10.1177/154193120605002505

PMID

unavailable

Abstract

Telling individuals the distance between themselves and a target, right after they estimated that distance verbally, improves subsequent verbal estimations. Prior studies, however, have not tested whether or not such training improves the accuracy of perceptually guided actions, e.g., throwing an object to a target. We begin to do so here. Specifically, the present study compared throwing performance during Pre and Post-Testing for participants who either 1) generated verbal distance estimates during Training and received feedback, 2) produced verbal distance estimates during Training but did not receive feedback, or 3) performed an unrelated task during Training.
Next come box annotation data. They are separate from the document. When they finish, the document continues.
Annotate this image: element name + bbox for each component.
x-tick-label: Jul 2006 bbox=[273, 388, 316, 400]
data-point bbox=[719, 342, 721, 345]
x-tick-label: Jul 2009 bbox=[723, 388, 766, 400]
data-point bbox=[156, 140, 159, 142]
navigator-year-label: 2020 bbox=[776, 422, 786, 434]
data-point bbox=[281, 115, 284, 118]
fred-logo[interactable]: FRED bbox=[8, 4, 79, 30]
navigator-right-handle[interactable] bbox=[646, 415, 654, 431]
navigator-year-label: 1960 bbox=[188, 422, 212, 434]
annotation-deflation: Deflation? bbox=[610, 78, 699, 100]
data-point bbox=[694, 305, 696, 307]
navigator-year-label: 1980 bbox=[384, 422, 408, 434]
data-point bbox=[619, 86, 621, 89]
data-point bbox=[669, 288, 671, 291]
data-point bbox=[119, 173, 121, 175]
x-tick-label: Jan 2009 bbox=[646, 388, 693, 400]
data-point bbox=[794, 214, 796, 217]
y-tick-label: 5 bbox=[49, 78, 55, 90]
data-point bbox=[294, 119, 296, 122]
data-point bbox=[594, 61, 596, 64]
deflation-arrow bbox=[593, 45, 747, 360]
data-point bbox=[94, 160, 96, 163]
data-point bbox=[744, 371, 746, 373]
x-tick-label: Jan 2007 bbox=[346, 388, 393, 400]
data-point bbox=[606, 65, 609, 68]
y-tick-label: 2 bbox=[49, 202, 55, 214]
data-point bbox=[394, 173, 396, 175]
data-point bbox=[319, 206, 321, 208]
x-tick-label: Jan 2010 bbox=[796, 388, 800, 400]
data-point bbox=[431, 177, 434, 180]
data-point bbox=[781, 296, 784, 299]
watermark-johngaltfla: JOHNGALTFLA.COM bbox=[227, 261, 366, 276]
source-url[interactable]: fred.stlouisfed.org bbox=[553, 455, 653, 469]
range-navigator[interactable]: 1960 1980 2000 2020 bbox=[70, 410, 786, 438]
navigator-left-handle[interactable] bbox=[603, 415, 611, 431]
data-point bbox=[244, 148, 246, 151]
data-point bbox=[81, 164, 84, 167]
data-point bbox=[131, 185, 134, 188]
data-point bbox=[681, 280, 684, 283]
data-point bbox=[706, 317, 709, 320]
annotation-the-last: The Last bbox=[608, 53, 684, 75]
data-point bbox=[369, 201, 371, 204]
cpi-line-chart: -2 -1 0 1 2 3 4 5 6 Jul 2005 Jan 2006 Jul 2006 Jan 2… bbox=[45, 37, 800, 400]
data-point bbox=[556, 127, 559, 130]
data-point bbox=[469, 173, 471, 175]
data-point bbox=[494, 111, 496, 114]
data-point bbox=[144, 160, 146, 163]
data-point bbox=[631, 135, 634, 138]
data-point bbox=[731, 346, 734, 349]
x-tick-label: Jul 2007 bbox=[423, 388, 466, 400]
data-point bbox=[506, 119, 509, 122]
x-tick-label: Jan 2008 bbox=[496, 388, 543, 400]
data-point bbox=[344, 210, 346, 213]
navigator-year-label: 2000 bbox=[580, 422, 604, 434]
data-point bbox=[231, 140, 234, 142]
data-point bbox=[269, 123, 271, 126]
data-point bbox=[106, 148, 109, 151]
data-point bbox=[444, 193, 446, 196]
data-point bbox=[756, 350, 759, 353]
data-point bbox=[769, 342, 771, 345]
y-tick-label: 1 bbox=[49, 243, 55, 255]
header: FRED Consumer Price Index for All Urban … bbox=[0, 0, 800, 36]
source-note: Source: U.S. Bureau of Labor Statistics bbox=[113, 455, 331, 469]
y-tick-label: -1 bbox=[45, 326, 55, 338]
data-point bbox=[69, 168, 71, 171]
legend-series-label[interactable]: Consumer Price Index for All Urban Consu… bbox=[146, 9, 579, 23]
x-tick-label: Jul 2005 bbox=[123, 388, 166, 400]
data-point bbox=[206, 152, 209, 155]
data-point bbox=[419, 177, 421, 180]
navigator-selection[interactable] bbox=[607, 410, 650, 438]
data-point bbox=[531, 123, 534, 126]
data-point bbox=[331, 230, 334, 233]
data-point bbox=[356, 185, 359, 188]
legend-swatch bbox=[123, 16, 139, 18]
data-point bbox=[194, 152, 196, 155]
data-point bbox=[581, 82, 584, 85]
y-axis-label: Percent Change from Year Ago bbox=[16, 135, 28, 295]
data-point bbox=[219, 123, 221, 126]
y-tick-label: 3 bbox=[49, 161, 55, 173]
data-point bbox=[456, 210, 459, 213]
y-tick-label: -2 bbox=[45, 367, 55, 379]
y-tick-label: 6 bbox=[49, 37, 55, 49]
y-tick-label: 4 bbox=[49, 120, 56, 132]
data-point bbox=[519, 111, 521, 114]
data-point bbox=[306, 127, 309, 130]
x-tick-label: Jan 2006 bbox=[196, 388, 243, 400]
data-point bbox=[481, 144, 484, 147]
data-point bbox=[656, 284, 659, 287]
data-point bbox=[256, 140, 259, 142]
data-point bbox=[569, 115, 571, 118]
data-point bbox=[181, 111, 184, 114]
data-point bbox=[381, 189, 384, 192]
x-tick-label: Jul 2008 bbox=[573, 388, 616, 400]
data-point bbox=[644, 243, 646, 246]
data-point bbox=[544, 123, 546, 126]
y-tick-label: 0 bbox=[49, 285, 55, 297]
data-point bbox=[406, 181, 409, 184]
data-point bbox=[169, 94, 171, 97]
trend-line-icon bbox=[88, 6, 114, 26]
An additional comparison examined whether any effects noted in earlier analyses stemmed from interactions between the Pre-Test and the feedback manipulation. Our results indicate that improving participants' ability to verbally estimate distances didn't improve (and possibly degraded) throwing accuracy. Accordingly, the benefits of verbal estimation training may only benefit subsequent verbal estimations.